Iraq is also entering into a decisive year. Provincial elections will be held in January, and national elections will be held next December. Legislation of a hydrocarbon law is already overdue, and so are constitutional reforms that include the implementation of the divisive Article 140 on disputed territories in some Iraqi provinces, such as the province of Kirkuk.
Another matter of grave concern is the management of the official talks leading to the Status of Forces Agreement, a process that should have been, since its inception, non-exclusive and transparent, and engaged wider political and other relevant circles. Instead, the process was kept secret and excluded some significant parliamentary blocks. An open debate and flow of information would have made the agreement clearer to politicians and the public, and, consequently, less divisive.
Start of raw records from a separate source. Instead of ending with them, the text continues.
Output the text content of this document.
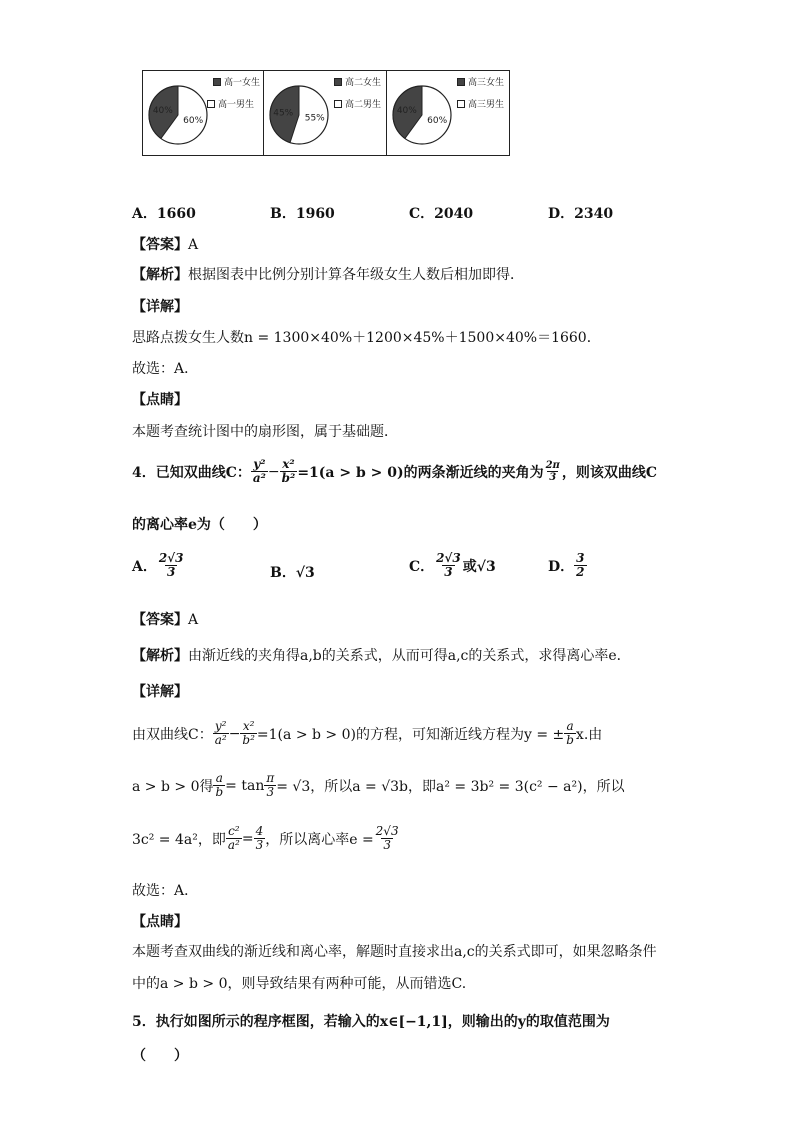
40%
60%
高一女生
高一男生
45% 55%
高二女生
高二男生
40%
60%
高三女生
高三男生
A．1660	B．1960	C．2040	D．2340
【答案】A
【解析】根据图表中比例分别计算各年级女生人数后相加即得．
【详解】
思路点拨女生人数n = 1300×40%＋1200×45%＋1500×40%＝1660．
故选：A．
【点睛】
本题考查统计图中的扇形图，属于基础题．
4．已知双曲线C： $\frac{\text{y²}}{\text{a²}} - \frac{\text{x²}}{\text{b²}} =1(a > b > 0)$的两条渐近线的夹角为 $\frac{2\pi}{3}$ ，则该双曲线C
的离心率e为（　　）
A． $\frac{2√3}{3}$	B．√3	C． $\frac{2√3}{3}$ 或√3	D． $\frac{3}{2}$
【答案】A
【解析】由渐近线的夹角得a,b的关系式，从而可得a,c的关系式，求得离心率e．
【详解】
由双曲线C： $\frac{\text{y²}}{\text{a²}} - \frac{\text{x²}}{\text{b²}} =1(a > b > 0)$的方程，可知渐近线方程为y = ± $\frac{a}{b} x$.由
a > b > 0得 $\frac{a}{b} = \tan \frac{\pi}{3} = √3$，所以a = √3b，即a² = 3b² = 3(c² − a²)，所以
3c² = 4a²，即 $\frac{\text{c²}}{\text{a²}} = \frac{4}{3}$ ，所以离心率$e = \frac{2√3}{3}$
故选：A．
【点睛】
本题考查双曲线的渐近线和离心率，解题时直接求出a,c的关系式即可，如果忽略条件
中的a > b > 0，则导致结果有两种可能，从而错选C.
5．执行如图所示的程序框图，若输入的x∈[−1,1]，则输出的y的取值范围为
（　　）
There is no question that Iraqis are indebted to the United States for removing Saddam Hussein and his tyrannical regime, although grave mistakes have been committed since that time.
The Status of Forces Agreement, however, requires further discussions and important amendments, as a significant number of Iraqi members of parliament have demanded.
These amendments and clarifications relate to such important issues as protection of Iraq's assets against claims. In addition, US forces, as vaguely stated in the agreement, may intervene in internal problems at the request of the government. Moreover, lumping together outlaws and the remnants of the Saddam regime indicates the persistence of revenge at the expense of reconciliation.
Iraqis believe that it is important for the United States to remain in Iraq under the current UN Security Council mandate for an additional period of time. This will give both sovereign countries time to discuss and approve a satisfactory Status of Forces Agreement in both the Iraqi parliament and the US Congress, similar to other agreements the United States has had - and Iraq may have - with other friendly nations.
As far as the Strategic Framework Agreement, we are ready to support its ratification.
Ayad Allawi is the former prime minister of Iraq.